The correct statement for the molecule CsI$$_3$$, is:

We begin with the observation that caesium, $$Cs$$, belongs to the alkali-metal group. An alkali metal almost always loses a single electron to attain the noble-gas configuration, so the most stable and common oxidation state for caesium is $$+1$$. Thus the ionic form of caesium that we expect is $$Cs^+$$.

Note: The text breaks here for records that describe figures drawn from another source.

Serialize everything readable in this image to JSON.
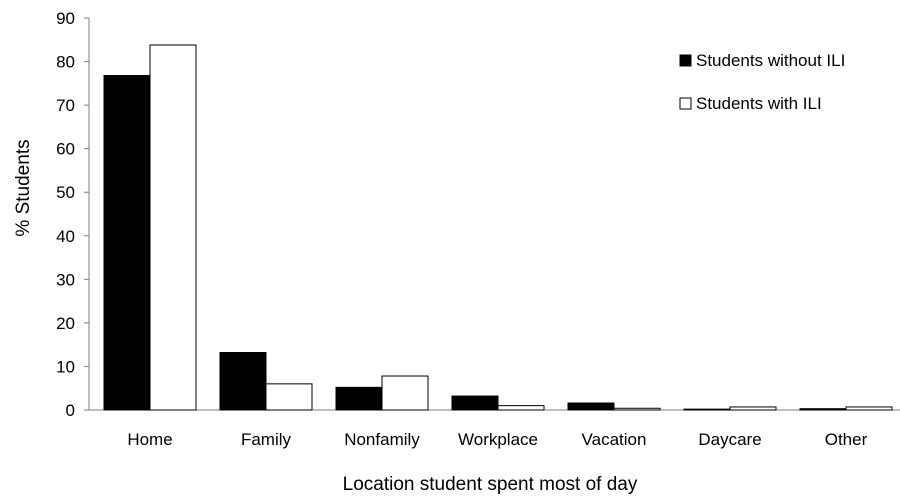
{
  "chart_data": {
    "type": "bar",
    "title": "",
    "xlabel": "Location student spent most of day",
    "ylabel": "% Students",
    "ylim": [
      0,
      90
    ],
    "yticks": [
      0,
      10,
      20,
      30,
      40,
      50,
      60,
      70,
      80,
      90
    ],
    "grid": false,
    "legend_position": "top-right",
    "categories": [
      "Home",
      "Family",
      "Nonfamily",
      "Workplace",
      "Vacation",
      "Daycare",
      "Other"
    ],
    "series": [
      {
        "name": "Students without ILI",
        "color": "#000000",
        "values": [
          76.8,
          13.2,
          5.2,
          3.2,
          1.6,
          0.2,
          0.3
        ]
      },
      {
        "name": "Students with ILI",
        "color": "#ffffff",
        "values": [
          83.8,
          6.0,
          7.8,
          1.0,
          0.4,
          0.7,
          0.7
        ]
      }
    ]
  }
}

Now let us look at the iodine part. If the empirical formula of the solid is written as $$CsI_3$$, we must decide how the three iodine atoms combine with the single caesium ion. Let us denote the overall charge on the iodine-containing species as $$x$$. Because a neutral compound has total charge $$0$$, we can write a simple charge-balance equation:

$$\text{(charge on }Cs) + \text{(charge on iodine species)} = 0$$

Substituting the known charge $$+1$$ for $$Cs^+$$ gives

$$+1 + x = 0.$$

Solving for $$x$$, we move $$+1$$ to the right:

$$x = -1.$$

Hence the iodine-containing unit must carry a net charge $$-1$$. The simplest and most familiar polyiodide anion of charge $$-1$$ is the triiodide ion $$I_3^-$$. In fact this ion is well known: when a metal iodide such as $$KI$$ or $$CsI$$ is treated with molecular iodine $$I_2$$, the following equilibrium is established:

$$I^- + I_2 \rightleftharpoons I_3^-.$$

Replacing $$I^-$$ by $$CsI$$, we can depict the actual formation of the solid as

$$CsI + I_2 \rightarrow CsI_3 \;(\text{containing } Cs^+ \text{ and } I_3^-).$$

This clearly shows that the crystal of $$CsI_3$$ is best described as an ionic compound made up of $$Cs^+$$ cations and $$I_3^-$$ anions.

Let us quickly examine the alternative statements to ensure they are incorrect:

Option A: “It is a covalent molecule.” — The presence of a classical alkali-metal cation and a polyiodide anion means the bonding is predominantly ionic, not purely covalent.

Option C: “It contains $$Cs^{3+}$$ and $$I^-$$ ions.” — Caesium does not normally exhibit the $$+3$$ oxidation state, and the charge balance $$(+3) + (-1\!\times\!3) = 0$$ would actually fit $$CsI_3$$ stoichiometry, but such a high oxidation state is chemically unrealistic for $$Cs$$.

Option D: “It contains $$Cs^+$$, $$I^-$$ and lattice $$I_2$$ molecule.” — If the solid contained separate $$I^-$$ and $$I_2$$ species, the stoichiometric ratio would still be $$1:1:1$$, yet diffraction and spectroscopic data reveal the linear polyiodide ion $$I_3^-$$ rather than discrete $$I^-$$ plus molecular $$I_2$$.

Only Option B correctly reflects the ionic composition and charge balance.

Hence, the correct answer is Option B.